10 October 2005

Contractor housing

Mom and Dad volunteered to help on the project for two weeks. Excellent, free labour! Next problem: a place to stay. Our little 10x14 cabin isn't really big enough for more than two of us, and has no shower - and ya know, I'm just not all that excited about sleeping in a small room with people who've been doing heavy construction labour all day and didn't have access to a shower!

So we started hunting - they didn't want to have to drive very far, but that meant finding accommodations close by ... which is not as easy as it sounds, as I do live rather far out in the country. Anyway, we did locate a cabin that was rented for $700 a week ... pretty steep, but it had two bathrooms, two bedrooms, a shower, and was 10 minutes away. I checked it out quickly the day I signed the agreement and all seemed well.

Yeah, until we moved in. Nothing was clean (despite the promise that it'd be all cleaned up for us ... I know people have differing definitions of "clean" but really, you should be able to expect that you could eat off the dishes without seeing grime around the edges, eww). Mom scrubbed the stuff we'd need to use and we figured we'd make do. I was violently allergic to something in that house, so I slept at my little cabin, and Mom (surprisingly) was okay. Apparently whatever mold was in the cabin was different than the stuff she's allergic to, so she was doing all right.

By the second night, it had been revealed that the shower was pretty disgusting - water backed up out of the drain up to your ankles and that's just nasty. The day that we poured concrete into the foundation, the shower stopped working. No water came out of the taps. We had people who'd worked all day in concrete, with no shower. NOT GOOD.

Phone calls to the man who rented it (now known as Cabin Idiot) were not particularly helpful. "Oh, you musta turned somethin' off ... go check this ... okay, try that ... ah, don' worry 'bout it, there'll be water in the morning I guarantee it". Yeah, well, there wasn't. We packed up and moved everyone to the Ramada Hotel where we had a kitchenette, a hot tub, a swimming pool, and maid service, for under $80 a night. Okay, so there was a 40 minute commute, but you know, for a hot tub and maid service it's worth it.

Especially since Mom broke her foot a couple of days later.

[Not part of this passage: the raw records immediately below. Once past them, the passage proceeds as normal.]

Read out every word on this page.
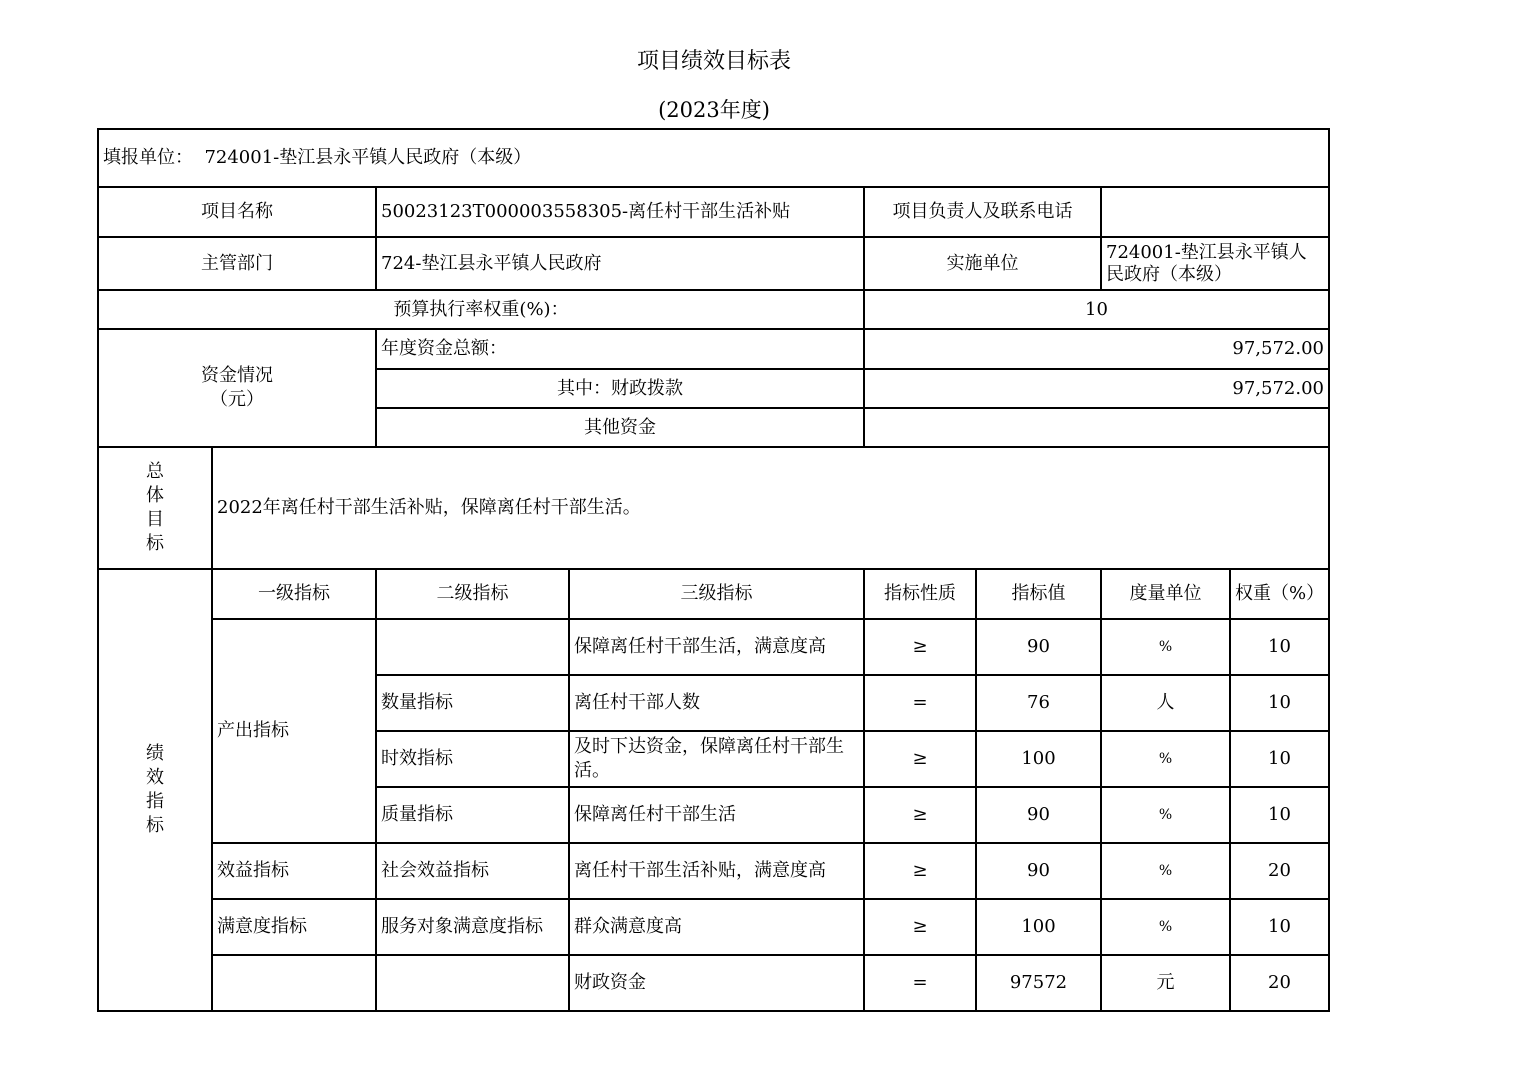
项目绩效目标表
(2023年度)
填报单位： 724001-垫江县永平镇人民政府（本级）							
项目名称		50023123T000003558305-离任村干部生活补贴		项目负责人及联系电话			
主管部门		724-垫江县永平镇人民政府		实施单位		724001-垫江县永平镇人民政府（本级）	
预算执行率权重(%)：				10			

资金情况
（元）		年度资金总额：		97,572.00			
		其中：财政拨款		97,572.00			
		其他资金					

总
体
目
标	2022年离任村干部生活补贴，保障离任村干部生活。						

绩
效
指
标	一级指标	二级指标	三级指标	指标性质	指标值	度量单位	权重（%）
	产出指标		保障离任村干部生活，满意度高	≥	90	%	10
		数量指标	离任村干部人数	=	76	人	10
		时效指标	及时下达资金，保障离任村干部生活。	≥	100	%	10
		质量指标	保障离任村干部生活	≥	90	%	10
	效益指标	社会效益指标	离任村干部生活补贴，满意度高	≥	90	%	20
	满意度指标	服务对象满意度指标	群众满意度高	≥	100	%	10
			财政资金	=	97572	元	20
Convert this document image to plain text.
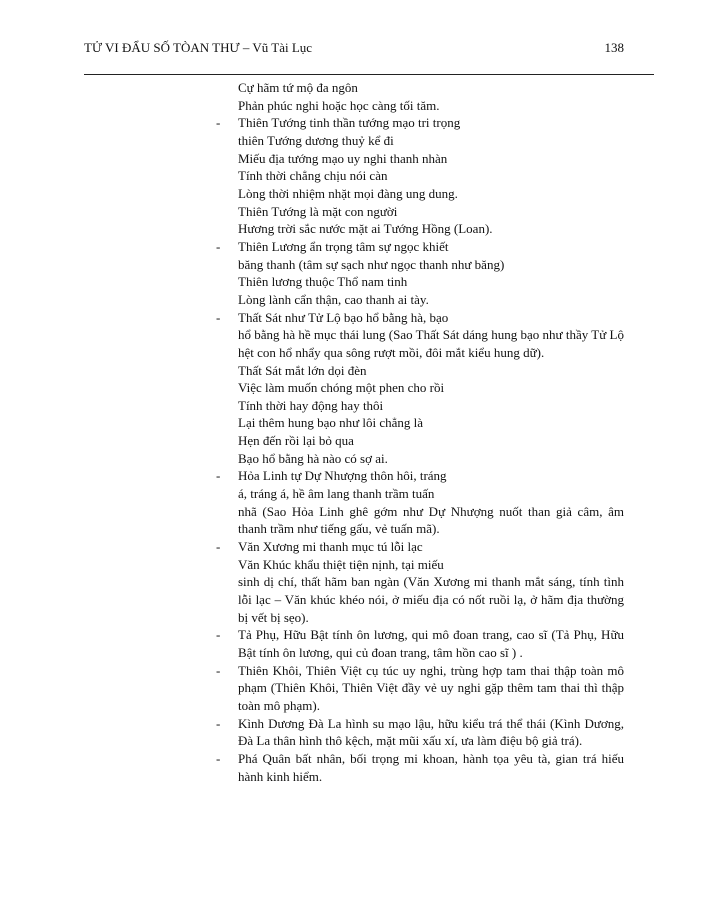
TỬ VI ĐẨU SỐ TÒAN THƯ – Vũ Tài Lục	138

Cự hãm tứ mộ đa ngôn

Phản phúc nghi hoặc học càng tối tăm.

- Thiên Tướng tinh thần tướng mạo tri trọng

thiên Tướng dương thuỷ kể đi

Miếu địa tướng mạo uy nghi thanh nhàn

Tính thời chẳng chịu nói càn

Lòng thời nhiệm nhặt mọi đàng ung dung.

Thiên Tướng là mặt con người

Hương trời sắc nước mặt ai Tướng Hồng (Loan).

- Thiên Lương ẩn trọng tâm sự ngọc khiết

băng thanh (tâm sự sạch như ngọc thanh như băng)

Thiên lương thuộc Thổ nam tinh

Lòng lành cẩn thận, cao thanh ai tày.

- Thất Sát như Tử Lộ bạo hổ bằng hà, bạo

hổ bằng hà hề mục thái lung (Sao Thất Sát dáng hung bạo như thầy Tử Lộ hệt con hổ nhẩy qua sông rượt mồi, đôi mắt kiểu hung dữ).

Thất Sát mắt lớn dọi đèn

Việc làm muốn chóng một phen cho rồi

Tính thời hay động hay thôi

Lại thêm hung bạo như lôi chẳng là

Hẹn đến rồi lại bỏ qua

Bạo hổ bằng hà nào có sợ ai.

- Hỏa Linh tự Dự Nhượng thôn hôi, tráng

á, tráng á, hề âm lang thanh trầm tuấn

nhã (Sao Hỏa Linh ghê gớm như Dự Nhượng nuốt than giả câm, âm thanh trầm như tiếng gấu, vẻ tuấn mã).

- Văn Xương mi thanh mục tú lỗi lạc

Văn Khúc khẩu thiệt tiện nịnh, tại miếu

sinh dị chí, thất hãm ban ngàn (Văn Xương mi thanh mắt sáng, tính tình lỗi lạc – Văn khúc khéo nói, ở miếu địa có nốt ruồi lạ, ở hãm địa thường bị vết bị sẹo).

- Tả Phụ, Hữu Bật tính ôn lương, qui mô đoan trang, cao sĩ (Tả Phụ, Hữu Bật tính ôn lương, qui củ đoan trang, tâm hồn cao sĩ ) .

- Thiên Khôi, Thiên Việt cụ túc uy nghi, trùng hợp tam thai thập toàn mô phạm (Thiên Khôi, Thiên Việt đầy vẻ uy nghi gặp thêm tam thai thì thập toàn mô phạm).

- Kình Dương Đà La hình su mạo lậu, hữu kiểu trá thể thái (Kình Dương, Đà La thân hình thô kệch, mặt mũi xấu xí, ưa làm điệu bộ giả trá).

- Phá Quân bất nhân, bối trọng mi khoan, hành tọa yêu tà, gian trá hiếu hành kinh hiểm.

She was burning junk in the firepit, it flared up a bit and she backed up ... and stepped on a twig, rolled her foot, and broke a bone in it. Take home message here: drink your milk when you are young, and wear work boots if you have fragile bones! Anyway, she was much happier spending her remaining week in the hotel with internet access and full cable than she would've been in that crummy little place.